The danger of forensically analysing such circumstances risks leaving the request too late and damaging a scheme’s future prospects, even if the sponsor does not go bust. Relationship management is key here. By refusing a deferral now, trustees could be opening the door to more difficult triennial valuation discussions later.
As mentioned earlier, Martin has numerous experiences working with schemes in stressed and distressed scenarios. So what is his advice for those schemes that may be facing this exact situation right now?
He imagines a curve, “starting from stressed, and ending up with distressed where the sponsor is teetering on the edge”. The key question for trustees is knowing when to step back and consider their options.
“If you’re on that curve down, the most obvious thing I would say – and it sounds self-serving – is if you haven’t got a professional trustee on the board that has dealt with this sort of difficult situation, appoint one. If you’re getting to the position on the curve where it looks like there could be a restructuring or insolvency event, you absolutely need to be engaging with the Pension Protection Fund (PPF) and TPR.
“It’s incredible how quick the last part of that curve gets away from you, so bringing in TPR and the PPF at the right point earlier on is really important.”
Trustees will need to make myriad decisions and enquiries that can quickly get on top of them if they act too late. The hardest conversations will be about to when to tell members, particularly if many of them continue to be employed by the scheme sponsor.
“It is a really challenging point, but you have to give them as much information as you can to prepare them and allow them to take as much control as they can.”
Obviously, Martin says, schemes should not be taking excessive investment risk, but they also need to decide whether it remains appropriate to pay transfer values.

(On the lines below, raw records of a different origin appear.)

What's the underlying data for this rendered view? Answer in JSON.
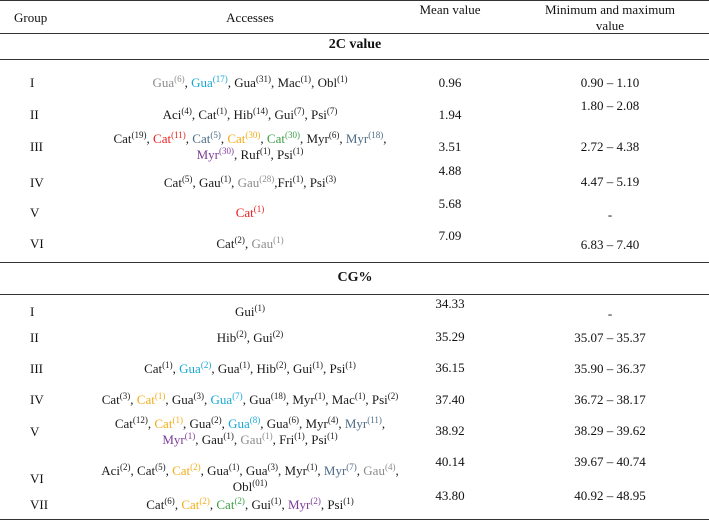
{
  "colors": {
    "black": "#1a1a1a",
    "gray": "#8c8c8c",
    "blue": "#1ba7d6",
    "red": "#e8201e",
    "orange": "#f2ad1a",
    "green": "#3a9e45",
    "slate": "#4e6b85",
    "purple": "#7d3c98"
  },
  "headers": {
    "group": "Group",
    "accesses": "Accesses",
    "mean": "Mean value",
    "minmax_1": "Minimum and maximum",
    "minmax_2": "value"
  },
  "sections": [
    {
      "title": "2C value",
      "rows": [
        {
          "group": "I",
          "mean": "0.96",
          "range": "0.90 – 1.10",
          "lines": [
            [
              {
                "t": "Gua",
                "s": "(6)",
                "c": "gray"
              },
              {
                "t": ", ",
                "c": "black"
              },
              {
                "t": "Gua",
                "s": "(17)",
                "c": "blue"
              },
              {
                "t": ", ",
                "c": "black"
              },
              {
                "t": "Gua",
                "s": "(31)",
                "c": "black"
              },
              {
                "t": ", ",
                "c": "black"
              },
              {
                "t": "Mac",
                "s": "(1)",
                "c": "black"
              },
              {
                "t": ", ",
                "c": "black"
              },
              {
                "t": "Obl",
                "s": "(1)",
                "c": "black"
              }
            ]
          ]
        },
        {
          "group": "II",
          "mean": "1.94",
          "range": "1.80 – 2.08",
          "lines": [
            [
              {
                "t": "Aci",
                "s": "(4)",
                "c": "black"
              },
              {
                "t": ", ",
                "c": "black"
              },
              {
                "t": "Cat",
                "s": "(1)",
                "c": "black"
              },
              {
                "t": ", ",
                "c": "black"
              },
              {
                "t": "Hib",
                "s": "(14)",
                "c": "black"
              },
              {
                "t": ", ",
                "c": "black"
              },
              {
                "t": "Gui",
                "s": "(7)",
                "c": "black"
              },
              {
                "t": ", ",
                "c": "black"
              },
              {
                "t": "Psi",
                "s": "(7)",
                "c": "black"
              }
            ]
          ]
        },
        {
          "group": "III",
          "mean": "3.51",
          "range": "2.72 – 4.38",
          "lines": [
            [
              {
                "t": "Cat",
                "s": "(19)",
                "c": "black"
              },
              {
                "t": ", ",
                "c": "black"
              },
              {
                "t": "Cat",
                "s": "(11)",
                "c": "red"
              },
              {
                "t": ", ",
                "c": "black"
              },
              {
                "t": "Cat",
                "s": "(5)",
                "c": "slate"
              },
              {
                "t": ", ",
                "c": "black"
              },
              {
                "t": "Cat",
                "s": "(30)",
                "c": "orange"
              },
              {
                "t": ", ",
                "c": "black"
              },
              {
                "t": "Cat",
                "s": "(30)",
                "c": "green"
              },
              {
                "t": ", ",
                "c": "black"
              },
              {
                "t": "Myr",
                "s": "(6)",
                "c": "black"
              },
              {
                "t": ", ",
                "c": "black"
              },
              {
                "t": "Myr",
                "s": "(18)",
                "c": "slate"
              },
              {
                "t": ",",
                "c": "black"
              }
            ],
            [
              {
                "t": "Myr",
                "s": "(30)",
                "c": "purple"
              },
              {
                "t": ", ",
                "c": "black"
              },
              {
                "t": "Ruf",
                "s": "(1)",
                "c": "black"
              },
              {
                "t": ", ",
                "c": "black"
              },
              {
                "t": "Psi",
                "s": "(1)",
                "c": "black"
              }
            ]
          ]
        },
        {
          "group": "IV",
          "mean": "4.88",
          "range": "4.47 – 5.19",
          "lines": [
            [
              {
                "t": "Cat",
                "s": "(5)",
                "c": "black"
              },
              {
                "t": ", ",
                "c": "black"
              },
              {
                "t": "Gau",
                "s": "(1)",
                "c": "black"
              },
              {
                "t": ", ",
                "c": "black"
              },
              {
                "t": "Gau",
                "s": "(28)",
                "c": "gray"
              },
              {
                "t": ",",
                "c": "black"
              },
              {
                "t": "Fri",
                "s": "(1)",
                "c": "black"
              },
              {
                "t": ", ",
                "c": "black"
              },
              {
                "t": "Psi",
                "s": "(3)",
                "c": "black"
              }
            ]
          ]
        },
        {
          "group": "V",
          "mean": "5.68",
          "range": "-",
          "lines": [
            [
              {
                "t": "Cat",
                "s": "(1)",
                "c": "red"
              }
            ]
          ]
        },
        {
          "group": "VI",
          "mean": "7.09",
          "range": "6.83 – 7.40",
          "lines": [
            [
              {
                "t": "Cat",
                "s": "(2)",
                "c": "black"
              },
              {
                "t": ", ",
                "c": "black"
              },
              {
                "t": "Gau",
                "s": "(1)",
                "c": "gray"
              }
            ]
          ]
        }
      ]
    },
    {
      "title": "CG%",
      "rows": [
        {
          "group": "I",
          "mean": "34.33",
          "range": "-",
          "lines": [
            [
              {
                "t": "Gui",
                "s": "(1)",
                "c": "black"
              }
            ]
          ]
        },
        {
          "group": "II",
          "mean": "35.29",
          "range": "35.07 – 35.37",
          "lines": [
            [
              {
                "t": "Hib",
                "s": "(2)",
                "c": "black"
              },
              {
                "t": ", ",
                "c": "black"
              },
              {
                "t": "Gui",
                "s": "(2)",
                "c": "black"
              }
            ]
          ]
        },
        {
          "group": "III",
          "mean": "36.15",
          "range": "35.90 – 36.37",
          "lines": [
            [
              {
                "t": "Cat",
                "s": "(1)",
                "c": "black"
              },
              {
                "t": ", ",
                "c": "black"
              },
              {
                "t": "Gua",
                "s": "(2)",
                "c": "blue"
              },
              {
                "t": ", ",
                "c": "black"
              },
              {
                "t": "Gua",
                "s": "(1)",
                "c": "black"
              },
              {
                "t": ", ",
                "c": "black"
              },
              {
                "t": "Hib",
                "s": "(2)",
                "c": "black"
              },
              {
                "t": ", ",
                "c": "black"
              },
              {
                "t": "Gui",
                "s": "(1)",
                "c": "black"
              },
              {
                "t": ", ",
                "c": "black"
              },
              {
                "t": "Psi",
                "s": "(1)",
                "c": "black"
              }
            ]
          ]
        },
        {
          "group": "IV",
          "mean": "37.40",
          "range": "36.72 – 38.17",
          "lines": [
            [
              {
                "t": "Cat",
                "s": "(3)",
                "c": "black"
              },
              {
                "t": ", ",
                "c": "black"
              },
              {
                "t": "Cat",
                "s": "(1)",
                "c": "orange"
              },
              {
                "t": ", ",
                "c": "black"
              },
              {
                "t": "Gua",
                "s": "(3)",
                "c": "black"
              },
              {
                "t": ", ",
                "c": "black"
              },
              {
                "t": "Gua",
                "s": "(7)",
                "c": "blue"
              },
              {
                "t": ", ",
                "c": "black"
              },
              {
                "t": "Gua",
                "s": "(18)",
                "c": "black"
              },
              {
                "t": ", ",
                "c": "black"
              },
              {
                "t": "Myr",
                "s": "(1)",
                "c": "black"
              },
              {
                "t": ", ",
                "c": "black"
              },
              {
                "t": "Mac",
                "s": "(1)",
                "c": "black"
              },
              {
                "t": ", ",
                "c": "black"
              },
              {
                "t": "Psi",
                "s": "(2)",
                "c": "black"
              }
            ]
          ]
        },
        {
          "group": "V",
          "mean": "38.92",
          "range": "38.29 – 39.62",
          "lines": [
            [
              {
                "t": "Cat",
                "s": "(12)",
                "c": "black"
              },
              {
                "t": ", ",
                "c": "black"
              },
              {
                "t": "Cat",
                "s": "(1)",
                "c": "orange"
              },
              {
                "t": ", ",
                "c": "black"
              },
              {
                "t": "Gua",
                "s": "(2)",
                "c": "black"
              },
              {
                "t": ", ",
                "c": "black"
              },
              {
                "t": "Gua",
                "s": "(8)",
                "c": "blue"
              },
              {
                "t": ", ",
                "c": "black"
              },
              {
                "t": "Gua",
                "s": "(6)",
                "c": "black"
              },
              {
                "t": ", ",
                "c": "black"
              },
              {
                "t": "Myr",
                "s": "(4)",
                "c": "black"
              },
              {
                "t": ", ",
                "c": "black"
              },
              {
                "t": "Myr",
                "s": "(11)",
                "c": "slate"
              },
              {
                "t": ",",
                "c": "black"
              }
            ],
            [
              {
                "t": "Myr",
                "s": "(1)",
                "c": "purple"
              },
              {
                "t": ", ",
                "c": "black"
              },
              {
                "t": "Gau",
                "s": "(1)",
                "c": "black"
              },
              {
                "t": ", ",
                "c": "black"
              },
              {
                "t": "Gau",
                "s": "(1)",
                "c": "gray"
              },
              {
                "t": ", ",
                "c": "black"
              },
              {
                "t": "Fri",
                "s": "(1)",
                "c": "black"
              },
              {
                "t": ", ",
                "c": "black"
              },
              {
                "t": "Psi",
                "s": "(1)",
                "c": "black"
              }
            ]
          ]
        },
        {
          "group": "VI",
          "mean": "40.14",
          "range": "39.67 – 40.74",
          "lines": [
            [
              {
                "t": "Aci",
                "s": "(2)",
                "c": "black"
              },
              {
                "t": ", ",
                "c": "black"
              },
              {
                "t": "Cat",
                "s": "(5)",
                "c": "black"
              },
              {
                "t": ", ",
                "c": "black"
              },
              {
                "t": "Cat",
                "s": "(2)",
                "c": "orange"
              },
              {
                "t": ", ",
                "c": "black"
              },
              {
                "t": "Gua",
                "s": "(1)",
                "c": "black"
              },
              {
                "t": ", ",
                "c": "black"
              },
              {
                "t": "Gua",
                "s": "(3)",
                "c": "black"
              },
              {
                "t": ", ",
                "c": "black"
              },
              {
                "t": "Myr",
                "s": "(1)",
                "c": "black"
              },
              {
                "t": ", ",
                "c": "black"
              },
              {
                "t": "Myr",
                "s": "(7)",
                "c": "slate"
              },
              {
                "t": ", ",
                "c": "black"
              },
              {
                "t": "Gau",
                "s": "(4)",
                "c": "gray"
              },
              {
                "t": ",",
                "c": "black"
              }
            ],
            [
              {
                "t": "Obl",
                "s": "(01)",
                "c": "black"
              }
            ]
          ]
        },
        {
          "group": "VII",
          "mean": "43.80",
          "range": "40.92 – 48.95",
          "lines": [
            [
              {
                "t": "Cat",
                "s": "(6)",
                "c": "black"
              },
              {
                "t": ", ",
                "c": "black"
              },
              {
                "t": "Cat",
                "s": "(2)",
                "c": "orange"
              },
              {
                "t": ", ",
                "c": "black"
              },
              {
                "t": "Cat",
                "s": "(2)",
                "c": "green"
              },
              {
                "t": ", ",
                "c": "black"
              },
              {
                "t": "Gui",
                "s": "(1)",
                "c": "black"
              },
              {
                "t": ", ",
                "c": "black"
              },
              {
                "t": "Myr",
                "s": "(2)",
                "c": "purple"
              },
              {
                "t": ", ",
                "c": "black"
              },
              {
                "t": "Psi",
                "s": "(1)",
                "c": "black"
              }
            ]
          ]
        }
      ]
    }
  ]
}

But he adds: “The really big thing I’d like to call out – which again is sometimes lost in the hurly burly of everything that’s going on – is to make sure that as a trustee board, whatever happens to the future of the company, all of your operational arrangements can stay in place.”

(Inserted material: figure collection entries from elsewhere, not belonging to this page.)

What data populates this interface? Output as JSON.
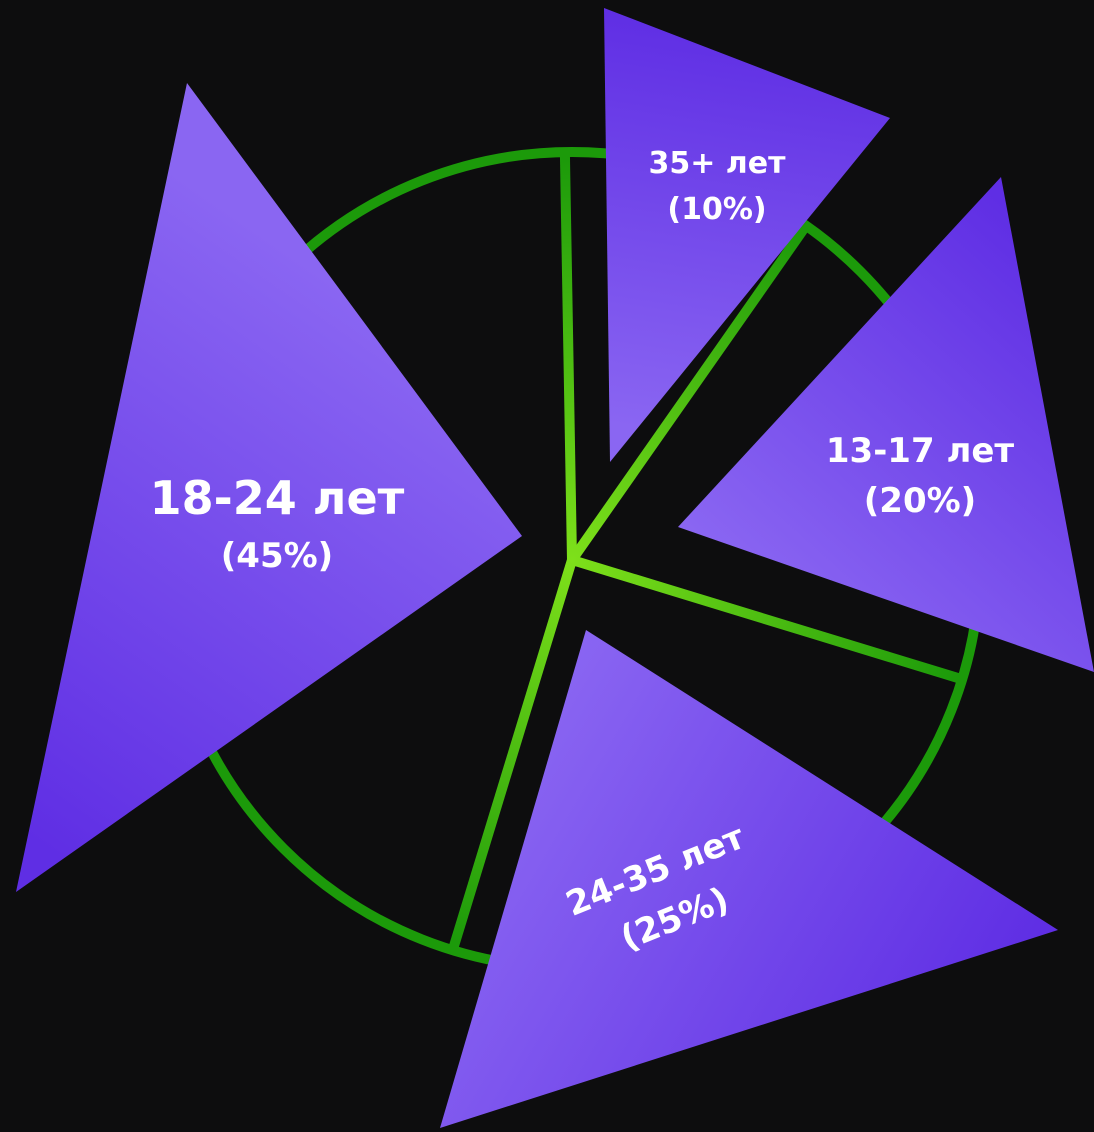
{
  "chart_data": {
    "type": "pie",
    "categories": [
      "35+ лет",
      "13-17 лет",
      "24-35 лет",
      "18-24 лет"
    ],
    "values": [
      10,
      20,
      25,
      45
    ],
    "labels": [
      {
        "category": "35+ лет",
        "percent": "(10%)"
      },
      {
        "category": "13-17 лет",
        "percent": "(20%)"
      },
      {
        "category": "24-35 лет",
        "percent": "(25%)"
      },
      {
        "category": "18-24 лет",
        "percent": "(45%)"
      }
    ],
    "colors": {
      "background": "#0d0d0e",
      "ring": "#1c9a0a",
      "spoke_center": "#7ee01a",
      "triangle_light": "#8a66f2",
      "triangle_dark": "#5f2ee4",
      "text": "#ffffff"
    }
  }
}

This includes ensuring that bank accounts are entirely independent of the sponsor – the danger is, for example, that schemes may need the company as a co-signatory, meaning payments could be suspended in an insolvency event. It is important that schemes can “deliver that certainty”.
But the final thought he offers is what he describes as “the biggest lesson of all” that should not matter even if a scheme has a strong covenant.

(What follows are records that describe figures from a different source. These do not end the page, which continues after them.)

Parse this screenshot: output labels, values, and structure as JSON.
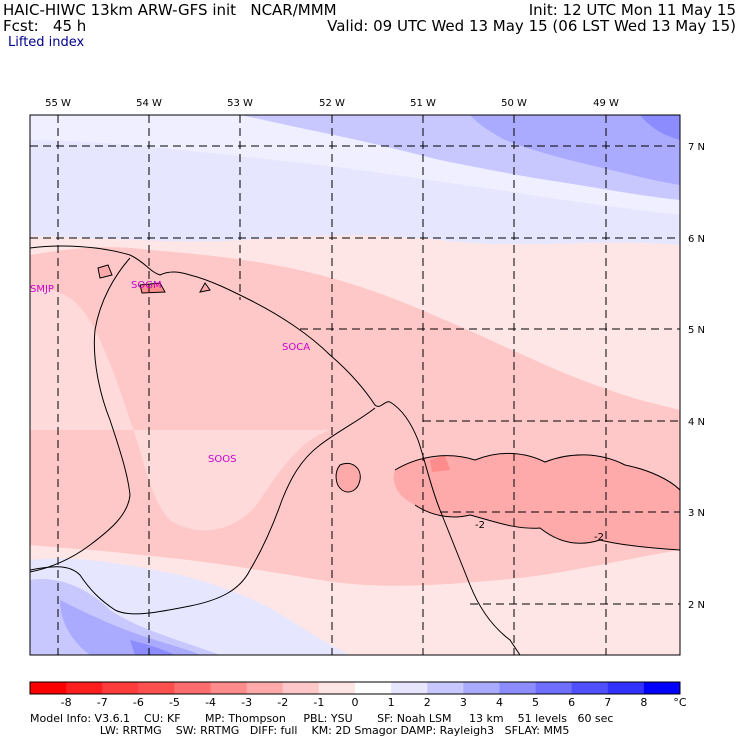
{
  "header": {
    "title_left": "HAIC-HIWC 13km ARW-GFS init   NCAR/MMM",
    "fcst_left": "Fcst:   45 h",
    "init_right": "Init: 12 UTC Mon 11 May 15",
    "valid_right": "Valid: 09 UTC Wed 13 May 15 (06 LST Wed 13 May 15)",
    "field_name": "Lifted index"
  },
  "map": {
    "lon_labels": [
      "55 W",
      "54 W",
      "53 W",
      "52 W",
      "51 W",
      "50 W",
      "49 W"
    ],
    "lat_labels": [
      "7 N",
      "6 N",
      "5 N",
      "4 N",
      "3 N",
      "2 N"
    ],
    "stations": [
      "SMJP",
      "SOGM",
      "SOCA",
      "SOOS"
    ],
    "contour_labels": [
      "-2",
      "-2"
    ]
  },
  "colorbar": {
    "labels": [
      "-8",
      "-7",
      "-6",
      "-5",
      "-4",
      "-3",
      "-2",
      "-1",
      "0",
      "1",
      "2",
      "3",
      "4",
      "5",
      "6",
      "7",
      "8"
    ],
    "unit": "°C",
    "colors": [
      "#ff0000",
      "#ff1e1e",
      "#ff3c3c",
      "#ff5050",
      "#ff6e6e",
      "#ff8c8c",
      "#ffaaaa",
      "#ffc8c8",
      "#ffe6e6",
      "#ffffff",
      "#e6e6ff",
      "#c8c8ff",
      "#aaaaff",
      "#8c8cff",
      "#6e6eff",
      "#5050ff",
      "#3232ff",
      "#0000ff"
    ]
  },
  "footer": {
    "line1": "Model Info: V3.6.1    CU: KF       MP: Thompson     PBL: YSU       SF: Noah LSM     13 km    51 levels   60 sec",
    "line2": "                    LW: RRTMG    SW: RRTMG   DIFF: full    KM: 2D Smagor DAMP: Rayleigh3   SFLAY: MM5"
  }
}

“As you go down that curve, it becomes increasingly important to maintain that relationship with the sponsor. It sounds absolutely obvious but having that trust, that clarity of communication, that openness, informality, being able to pick up the phone on a Sunday afternoon and discuss a problem, all that stuff has got to be in place.
“The worst outcomes are delivered where people hide from each other or start stepping apart. That’s never going to end well if you’re out of the information loop.”